Wall Street is unsettled by these figures. Investors are wagering on continued inflation growth, expecting average annual inflation to level out at 2.7% over the next five years. Investors are hedging against this risk by trading standard US treasuries alongside treasury inflation-protected securities.
But US stock markets don’t seem rattled by the (seemingly endless) conflict. The S&P 500 has been hitting fresh high after fresh high, most recently crossing the 7.4k mark for the very first time at Monday’s close, even as oil prices stayed elevated. Some suggest the US market remains resilient against the Hormuz blockade due to oil independence and strong tech earnings as key drivers of investor confidence.
Markets will be closely watching the Trump-Xi summit. US President Donald Trump is kicking off his visit to Beijing today, during which he will meet Chinese President Xi Jinping to discuss trade relations and the ongoing crisis in the Strait of Hormuz.

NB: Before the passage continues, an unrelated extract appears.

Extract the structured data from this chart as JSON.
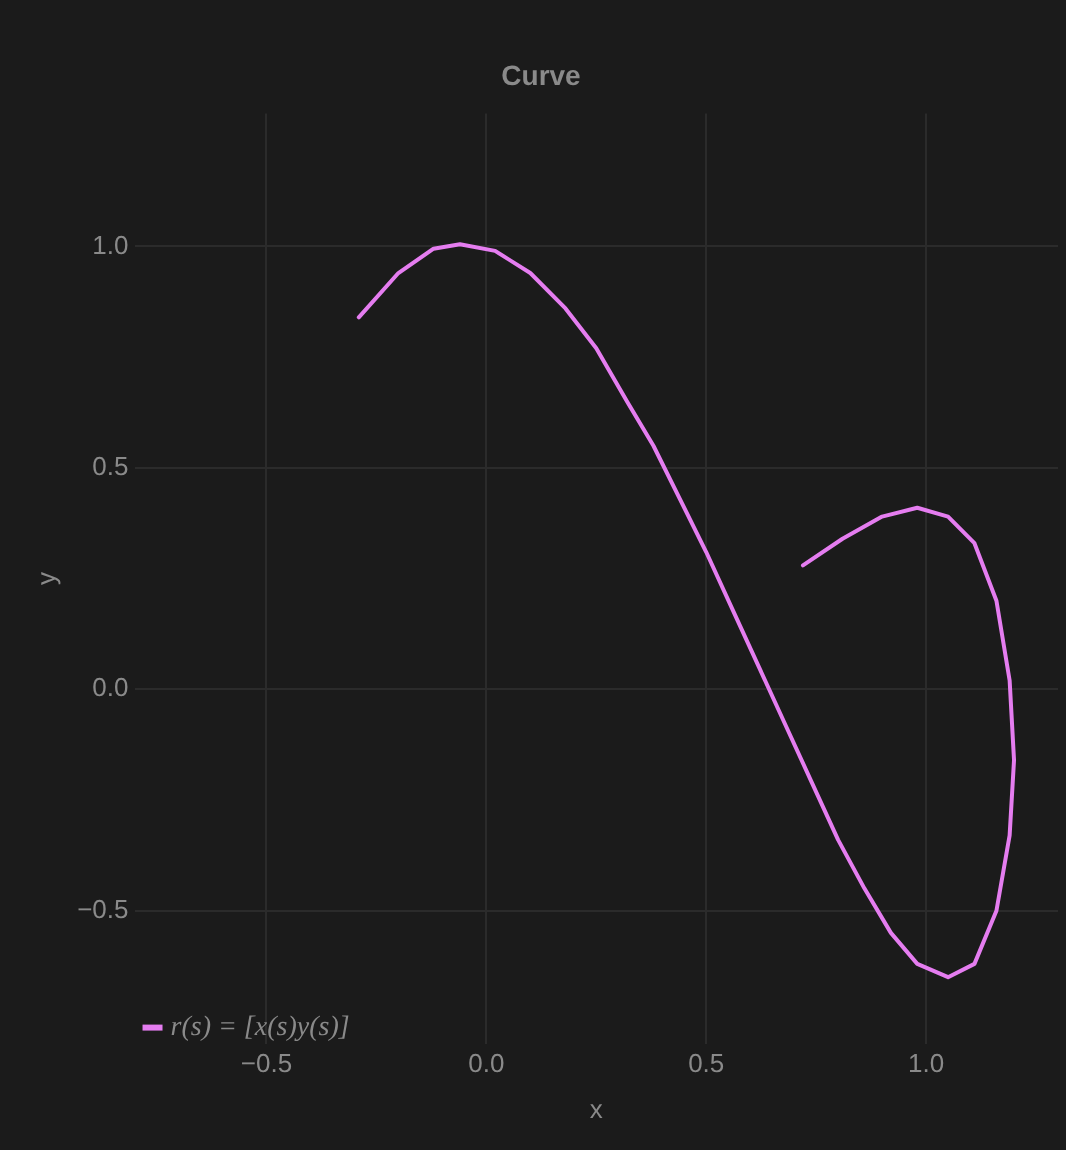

GameStop’s eBay takeover is a no-go: Online marketplace eBay turned down GameStop’s USD 56 bn acquisition bid, expressing concerns over financing and leverage, the video game retailer’s governance, and operational risks of the combined entity. GameStop CEO Ryan Cohen has been courting GCC sovereign wealth funds to bridge the equity gap for the transaction.
In the AI world, Anthropic is in early negotiations to raise over USD 30 bn in new funding, paving the way for its largest funding round yet. The round is expected to wrap up by the end of May, one source told Bloomberg.
JPMorgan Chase has pushed further into the crypto world, submitting paperwork to set up its second tokenized money market fund. The entity plans to issue digital tokens on the ETH blockchain to represent shares in its portfolio of treasuries and repurchase agreements.